The Loop is designed to be a high-speed mass-transit system. A walk between the center’s new exhibit hall and the North/Central Hall could take as long as 15 minutes. With the Loop, it will take about a minute.

Self-driving electric vehicles made by Tesla, another Musk company, will use the tunnels to shuttle center visitors to their desired stop.

The loop is expected to open in January.

To the Strip… and Beyond?

Musk, however, doesn’t want to stop with the convention center project. The multi-billionaire entrepreneur has a much grander scale in mind for the Loop.

Boring Co will also connect Vegas hotels & airport,” Musk tweeted. “Autonomous Teslas in tunnels will provide individualized mass transit.”

Connecting the LVCC with Downtown Vegas, the Strip Resorts, and McCarran International Airport would allow Musk to showcase the speed in which his Tesla machines can move. A trip from the convention center to the Mandalay Bay Resort normally tales about 30 minutes.

Musk promises his company can make that trip in under 3 minutes.

Eventually, the vision is to connect Las Vegas and Los Angeles through a high-speed tunnel network that would allow Tesla’s vehicles to demonstrate their top speeds of 155 miles per hour.

Musk Considers HQ Move to Nevada

The Loop isn’t Musk’s only investment in Nevada.
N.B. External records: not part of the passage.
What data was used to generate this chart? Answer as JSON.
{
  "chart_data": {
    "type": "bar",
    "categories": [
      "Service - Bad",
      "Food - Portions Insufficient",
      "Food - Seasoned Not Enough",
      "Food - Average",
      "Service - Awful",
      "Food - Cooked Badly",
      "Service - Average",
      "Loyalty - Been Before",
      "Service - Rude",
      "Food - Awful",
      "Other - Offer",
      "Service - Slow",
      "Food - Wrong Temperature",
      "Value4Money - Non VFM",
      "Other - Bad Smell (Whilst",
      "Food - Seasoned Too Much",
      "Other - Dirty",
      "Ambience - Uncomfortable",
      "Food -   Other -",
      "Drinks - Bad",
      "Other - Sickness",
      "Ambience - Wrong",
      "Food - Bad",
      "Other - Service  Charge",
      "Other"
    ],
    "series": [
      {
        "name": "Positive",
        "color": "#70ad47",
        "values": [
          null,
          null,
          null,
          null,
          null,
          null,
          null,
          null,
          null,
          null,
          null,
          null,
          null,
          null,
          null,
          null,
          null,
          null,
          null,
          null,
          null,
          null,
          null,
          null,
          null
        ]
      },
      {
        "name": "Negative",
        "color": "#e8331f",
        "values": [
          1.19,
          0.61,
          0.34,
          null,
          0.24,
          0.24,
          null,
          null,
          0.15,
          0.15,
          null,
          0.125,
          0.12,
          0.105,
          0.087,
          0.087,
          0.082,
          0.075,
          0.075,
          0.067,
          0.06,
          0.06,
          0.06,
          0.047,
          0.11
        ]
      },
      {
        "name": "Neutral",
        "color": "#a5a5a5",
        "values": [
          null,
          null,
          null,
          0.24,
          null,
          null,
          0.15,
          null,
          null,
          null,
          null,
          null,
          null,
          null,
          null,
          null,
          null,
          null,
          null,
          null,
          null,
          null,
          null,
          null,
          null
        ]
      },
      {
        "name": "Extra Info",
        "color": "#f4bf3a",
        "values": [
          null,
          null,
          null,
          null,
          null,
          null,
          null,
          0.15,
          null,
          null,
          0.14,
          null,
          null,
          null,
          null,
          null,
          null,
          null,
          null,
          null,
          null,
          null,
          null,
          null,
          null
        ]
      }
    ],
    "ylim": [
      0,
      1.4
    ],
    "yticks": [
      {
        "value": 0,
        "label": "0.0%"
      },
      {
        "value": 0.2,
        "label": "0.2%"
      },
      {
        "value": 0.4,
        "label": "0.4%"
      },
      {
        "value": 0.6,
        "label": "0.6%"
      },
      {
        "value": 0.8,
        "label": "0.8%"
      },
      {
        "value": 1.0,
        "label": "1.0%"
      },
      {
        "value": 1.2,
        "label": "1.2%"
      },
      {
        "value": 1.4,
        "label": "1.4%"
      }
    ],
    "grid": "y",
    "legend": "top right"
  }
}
In Sparks, Tesla has a “Gigafactory,” which manufactures lithium-ion batteries, Model 3 electric motors, as well as energy storage products.

However, Musk hinted that he may look to bring even more jobs to the state, thanks to a run-in he had with health officials in California earlier this month.

Musk sought approval from Alameda County officials to proceed with making cars at the company’s plant in Fremont. When health officials there only approved a limited reopening, he went on social media and threatened to move the company’s headquarters.

“Frankly, this is the final straw,” Musk tweeted. “Tesla will now move its HQ and future programs to Texas/Nevada immediately.”

When he went ahead with a grander-scale reopening than health officials approved, he again went to social media and said if law enforcement arrested anyone in the matter, it should only be him.